Moins bonne pioche avec Bête noire, un épisode angoissant aux allures de thriller paranoïaque. Maria y voit réapparaître Verity, une ancienne camarade d’université, dans ce qui pourrait être une banale coïncidence… ou une machination vengeresse. L’originalité de l’épisode tient surtout dans sa diffusion : chaque abonné Netflix peut découvrir une version légèrement différente de l’intrigue, instaurant un effet de trouble et de dissonance qui prolonge le récit au-delà de l’écran. Un vrai coup de maître narratif. En revanche, on s’éloigne de la satire sociale et numérique qui faisait le piment de Black Mirror.
Des échappées contestables
Toute la saison 7 n’est pas aussi affûtée que son premier épisode. Hôtel Rêverie, malgré une ambiance léchée et une actrice principale convaincante, verse dans une forme de SF romantique où l’exploration technologique sert davantage d’écrin narratif que de ressort critique. Une actrice s’intègre littéralement dans un film ancien grâce à une technologie d’immersion, et l’on assiste à une réécriture mélancolique d’Hollywood sans grand enjeu dystopique.

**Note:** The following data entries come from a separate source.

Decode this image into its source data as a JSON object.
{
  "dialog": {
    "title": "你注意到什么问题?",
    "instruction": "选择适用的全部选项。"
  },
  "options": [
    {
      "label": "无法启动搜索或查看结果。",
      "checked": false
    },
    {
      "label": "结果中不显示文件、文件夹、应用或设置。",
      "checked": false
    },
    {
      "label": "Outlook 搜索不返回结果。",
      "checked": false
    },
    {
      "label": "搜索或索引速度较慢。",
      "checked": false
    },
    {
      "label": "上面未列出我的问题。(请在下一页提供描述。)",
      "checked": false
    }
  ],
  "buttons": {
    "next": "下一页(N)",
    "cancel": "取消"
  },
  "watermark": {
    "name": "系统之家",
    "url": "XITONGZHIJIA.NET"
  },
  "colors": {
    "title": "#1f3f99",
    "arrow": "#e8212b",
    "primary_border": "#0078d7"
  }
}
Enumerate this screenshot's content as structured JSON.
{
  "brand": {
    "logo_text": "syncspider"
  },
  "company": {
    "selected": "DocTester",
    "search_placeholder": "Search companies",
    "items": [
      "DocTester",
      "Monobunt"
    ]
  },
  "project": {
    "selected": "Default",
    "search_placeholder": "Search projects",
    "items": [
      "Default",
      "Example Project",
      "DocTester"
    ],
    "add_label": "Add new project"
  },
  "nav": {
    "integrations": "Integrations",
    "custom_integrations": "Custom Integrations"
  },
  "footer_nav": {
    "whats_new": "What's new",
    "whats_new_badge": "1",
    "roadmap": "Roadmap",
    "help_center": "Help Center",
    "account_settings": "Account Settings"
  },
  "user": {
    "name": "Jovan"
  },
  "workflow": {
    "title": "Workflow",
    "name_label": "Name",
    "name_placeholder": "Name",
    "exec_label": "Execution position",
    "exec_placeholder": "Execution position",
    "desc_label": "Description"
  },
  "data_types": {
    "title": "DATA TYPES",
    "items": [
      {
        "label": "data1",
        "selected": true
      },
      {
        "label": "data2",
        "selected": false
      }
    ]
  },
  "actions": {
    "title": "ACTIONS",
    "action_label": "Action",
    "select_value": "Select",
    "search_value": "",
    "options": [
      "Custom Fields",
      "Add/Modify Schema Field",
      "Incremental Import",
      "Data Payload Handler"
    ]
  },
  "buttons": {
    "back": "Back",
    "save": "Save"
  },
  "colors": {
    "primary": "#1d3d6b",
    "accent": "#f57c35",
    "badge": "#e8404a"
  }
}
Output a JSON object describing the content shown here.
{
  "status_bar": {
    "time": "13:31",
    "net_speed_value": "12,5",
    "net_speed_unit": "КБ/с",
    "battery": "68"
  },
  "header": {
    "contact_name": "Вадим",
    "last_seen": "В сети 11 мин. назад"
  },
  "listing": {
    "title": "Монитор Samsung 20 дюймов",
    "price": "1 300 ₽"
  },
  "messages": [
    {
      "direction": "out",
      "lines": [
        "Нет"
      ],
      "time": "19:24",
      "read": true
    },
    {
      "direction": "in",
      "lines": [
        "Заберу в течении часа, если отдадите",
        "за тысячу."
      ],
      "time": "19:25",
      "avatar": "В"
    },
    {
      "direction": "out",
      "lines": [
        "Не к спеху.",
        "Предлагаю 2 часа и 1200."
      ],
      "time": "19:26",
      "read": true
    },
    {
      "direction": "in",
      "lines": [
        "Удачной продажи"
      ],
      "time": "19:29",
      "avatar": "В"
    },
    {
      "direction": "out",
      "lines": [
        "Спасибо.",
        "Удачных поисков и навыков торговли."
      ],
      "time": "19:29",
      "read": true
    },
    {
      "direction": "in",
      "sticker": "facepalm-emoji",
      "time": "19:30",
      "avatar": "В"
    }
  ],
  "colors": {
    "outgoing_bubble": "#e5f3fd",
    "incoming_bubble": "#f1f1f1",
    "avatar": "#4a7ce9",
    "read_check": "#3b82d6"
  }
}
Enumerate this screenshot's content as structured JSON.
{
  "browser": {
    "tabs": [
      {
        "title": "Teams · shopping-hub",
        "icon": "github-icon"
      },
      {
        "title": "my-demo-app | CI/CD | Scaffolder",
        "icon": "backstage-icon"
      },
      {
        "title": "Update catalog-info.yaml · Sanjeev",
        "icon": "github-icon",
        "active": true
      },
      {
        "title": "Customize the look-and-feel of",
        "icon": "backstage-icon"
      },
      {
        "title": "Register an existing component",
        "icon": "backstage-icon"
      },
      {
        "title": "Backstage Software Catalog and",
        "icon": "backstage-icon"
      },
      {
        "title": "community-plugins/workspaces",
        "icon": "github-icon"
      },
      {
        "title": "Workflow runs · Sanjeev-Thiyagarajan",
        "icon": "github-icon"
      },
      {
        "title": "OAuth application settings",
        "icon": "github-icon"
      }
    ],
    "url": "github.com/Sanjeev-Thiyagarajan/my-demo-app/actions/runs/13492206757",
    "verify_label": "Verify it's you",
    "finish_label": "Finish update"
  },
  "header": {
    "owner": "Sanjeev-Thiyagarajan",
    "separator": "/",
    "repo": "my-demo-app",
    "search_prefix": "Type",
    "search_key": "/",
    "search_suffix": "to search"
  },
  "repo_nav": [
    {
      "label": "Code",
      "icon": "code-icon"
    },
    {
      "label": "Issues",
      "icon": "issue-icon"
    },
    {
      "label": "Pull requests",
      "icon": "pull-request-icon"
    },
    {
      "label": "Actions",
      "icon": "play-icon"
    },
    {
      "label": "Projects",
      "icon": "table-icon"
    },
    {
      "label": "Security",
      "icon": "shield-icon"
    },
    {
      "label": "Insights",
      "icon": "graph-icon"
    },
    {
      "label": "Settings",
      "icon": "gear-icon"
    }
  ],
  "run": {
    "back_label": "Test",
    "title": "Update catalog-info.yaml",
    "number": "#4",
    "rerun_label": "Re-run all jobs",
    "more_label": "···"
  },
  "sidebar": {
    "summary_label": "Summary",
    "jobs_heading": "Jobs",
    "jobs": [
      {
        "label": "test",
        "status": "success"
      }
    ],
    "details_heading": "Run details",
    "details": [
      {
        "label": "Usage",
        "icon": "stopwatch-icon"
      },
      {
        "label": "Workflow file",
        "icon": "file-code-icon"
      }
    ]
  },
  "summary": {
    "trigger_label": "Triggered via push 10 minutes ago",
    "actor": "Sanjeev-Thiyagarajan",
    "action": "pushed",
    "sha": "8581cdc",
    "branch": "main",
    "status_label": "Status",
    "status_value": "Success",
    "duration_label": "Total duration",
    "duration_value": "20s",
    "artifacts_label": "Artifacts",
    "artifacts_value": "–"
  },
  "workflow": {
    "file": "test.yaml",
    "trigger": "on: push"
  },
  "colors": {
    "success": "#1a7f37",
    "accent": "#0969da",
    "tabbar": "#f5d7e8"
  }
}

Dans un registre plus geek, l’épisode De simples jouets ravira sans doute les fans de l’univers étendu de la série. Un QR code dans le générique final permet de télécharger l’interface des fouloïdes, des entités virtuelles créées par un développeur soupçonné de meurtre. L’épisode établit un pont avec Bandersnatch (épisode spécial et interactif de 2018), notamment par le retour de Will Poulter, et compose un bel exemple d’auto-référentialité.
Mémoire et mélancolie
L’épisode Eulogie constitue quant à lui une vraie respiration. En explorant la reconstitution de souvenirs à partir de simples photos, il aborde la mémoire, le deuil et les illusions du passé avec une délicatesse rare. Peu de cynisme ici, mais une vraie émotion, qui rappelle parfois la tendresse inattendue de San Junipero (saison 3).
Enfin, la saison se conclut par USS Callister : Au cœur d’Infinity, suite directe de l’épisode le plus merdique de la saison 4. Les clones numériques sont de retour, toujours prisonniers d’un univers vidéoludique, mais cette fois traqués par des joueurs désireux de les éradiquer. On en apprend plus sur les origines occultes du jeu, mais la tonalité très SF de cet épisode et les enjeux épiques éloignent un peu la série des réflexions sociétales qui en font le sel.
Verdict ?
Cette saison 7 de Black Mirror est donc une réussite en demi-teinte, mais une réussite tout de même. Elle marque un sursaut d’inspiration après deux saisons qui s’étaient éloignées de la formule originale. En alternant épisodes dystopiques, thrillers technologiques et échappées plus poétiques ou spéculatives, elle assume une certaine diversité de tons — parfois au détriment de la cohérence idéologique de la série. Si l’on regrette encore que la dystopie se dissolve parfois dans de la SF plus classique, certains épisodes — Des gens ordinaires, De simples jouets, Eulogie — prouvent que Black Mirror n’a pas dit son dernier mot.
Retrouvez ici le guide de tous les épisodes et de toutes les saisons.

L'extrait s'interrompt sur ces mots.